Edit:  A better example would be $120$ objects in $20$ buckets that hold $6$ objects.  No object can ever be in a bucket with another object that it has seen previously.
 A: I think the answer may be zero one.
Distribute each object (integers 1-30) into 5 buckets in order:
B1 B2 B3 B4 B5
 1  2  3  4  5
 6  7  8  9 10
11 12 13 14 15
16 17 18 19 20
21 22 23 24 25
26 27 28 29 30

Rotate the horizontal lines to redistribute across each bucket
 1  2  3  4  5 // this line stays constant
10  6  7  8  9 // objects shifted to the right once
14 15 11 12 13 // twice
18 19 20 16 17 // three times
22 23 24 25 21 // four times

Everything is fine up to this point. But now, where can we put 26, given that it can't live with 1, 6, 11, 16, or 21, which have all been distributed across the five buckets? Nowhere. Same holds true for 27, 28, 29, and 30.
Maybe there's a more interesting answer if you had 6 buckets of 5 elements.
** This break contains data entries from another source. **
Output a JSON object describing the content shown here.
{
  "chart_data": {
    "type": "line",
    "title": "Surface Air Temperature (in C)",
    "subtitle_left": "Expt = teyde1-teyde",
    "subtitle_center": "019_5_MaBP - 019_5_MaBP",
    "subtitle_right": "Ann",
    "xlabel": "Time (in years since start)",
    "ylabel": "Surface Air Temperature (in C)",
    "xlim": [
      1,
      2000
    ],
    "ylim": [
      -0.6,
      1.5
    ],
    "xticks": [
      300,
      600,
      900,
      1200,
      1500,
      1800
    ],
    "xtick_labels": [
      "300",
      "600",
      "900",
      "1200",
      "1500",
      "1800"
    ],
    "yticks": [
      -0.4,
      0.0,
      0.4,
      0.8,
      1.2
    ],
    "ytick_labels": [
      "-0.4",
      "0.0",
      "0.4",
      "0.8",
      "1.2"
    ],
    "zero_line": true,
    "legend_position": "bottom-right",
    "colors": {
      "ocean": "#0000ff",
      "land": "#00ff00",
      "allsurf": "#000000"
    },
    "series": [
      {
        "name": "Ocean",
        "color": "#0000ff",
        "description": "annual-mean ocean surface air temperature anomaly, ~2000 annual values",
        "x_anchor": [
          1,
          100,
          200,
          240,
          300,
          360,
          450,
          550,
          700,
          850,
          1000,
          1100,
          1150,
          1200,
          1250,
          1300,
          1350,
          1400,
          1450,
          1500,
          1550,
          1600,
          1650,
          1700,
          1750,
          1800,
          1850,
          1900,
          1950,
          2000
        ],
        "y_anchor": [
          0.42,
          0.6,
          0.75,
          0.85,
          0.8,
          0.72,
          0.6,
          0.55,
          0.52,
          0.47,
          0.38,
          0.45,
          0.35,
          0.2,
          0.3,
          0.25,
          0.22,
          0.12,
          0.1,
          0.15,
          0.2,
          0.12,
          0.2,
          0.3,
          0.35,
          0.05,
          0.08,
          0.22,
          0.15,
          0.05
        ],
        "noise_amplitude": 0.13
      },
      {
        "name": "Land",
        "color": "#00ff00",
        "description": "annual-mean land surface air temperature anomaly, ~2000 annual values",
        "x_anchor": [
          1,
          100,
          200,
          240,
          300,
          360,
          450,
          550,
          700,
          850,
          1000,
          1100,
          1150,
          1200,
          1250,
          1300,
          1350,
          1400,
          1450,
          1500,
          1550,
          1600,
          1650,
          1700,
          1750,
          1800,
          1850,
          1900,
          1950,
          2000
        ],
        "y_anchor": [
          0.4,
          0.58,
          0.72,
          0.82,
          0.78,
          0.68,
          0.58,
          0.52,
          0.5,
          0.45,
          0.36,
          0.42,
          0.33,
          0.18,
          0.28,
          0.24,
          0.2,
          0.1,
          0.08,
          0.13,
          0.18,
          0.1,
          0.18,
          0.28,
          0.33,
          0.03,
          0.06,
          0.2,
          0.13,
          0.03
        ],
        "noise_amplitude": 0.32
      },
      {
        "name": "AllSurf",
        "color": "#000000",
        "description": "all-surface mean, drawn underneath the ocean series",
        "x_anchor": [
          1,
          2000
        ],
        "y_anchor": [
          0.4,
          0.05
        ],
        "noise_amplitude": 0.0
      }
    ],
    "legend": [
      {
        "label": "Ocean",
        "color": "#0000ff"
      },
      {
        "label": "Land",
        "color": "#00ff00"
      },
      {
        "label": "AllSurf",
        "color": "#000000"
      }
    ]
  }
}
A: In the 30-object, 5-bucket case, as veefu points out, only one round is possible, since the six objects in bucket 1 have to go into 6 different buckets in round 2, but there aren't 6 buckets for them to go into. 
90 objects with 15 buckets, object number 1 must be with 5 new objects every round, there are 89 objects other than object 1, so at most 17 rounds are possible ($17\times5\le89\lt18\times5$). Whether 17 rounds are actually possible is another (and generally much harder) question. Similarly, with 120 objects in 20 buckets, you certainly can't have more than 23 rounds, but it's hard to say whether 23 rounds are possible. 
Fortunately, a lot of people have put a lot of work into solving this sort of question, and there are tabulations available in journals and on websites. Whether they go all the way up to 120 objects in 20 buckets, I wouldn't know. Perhaps a good search term would be "combinatorial designs".
EDIT: Another search term that might turn up something is "social golfer problem". This concerns a number of people who want to play as many rounds of golf as possible, going out in groups of 4, no two players being in the same group of four for more than one round.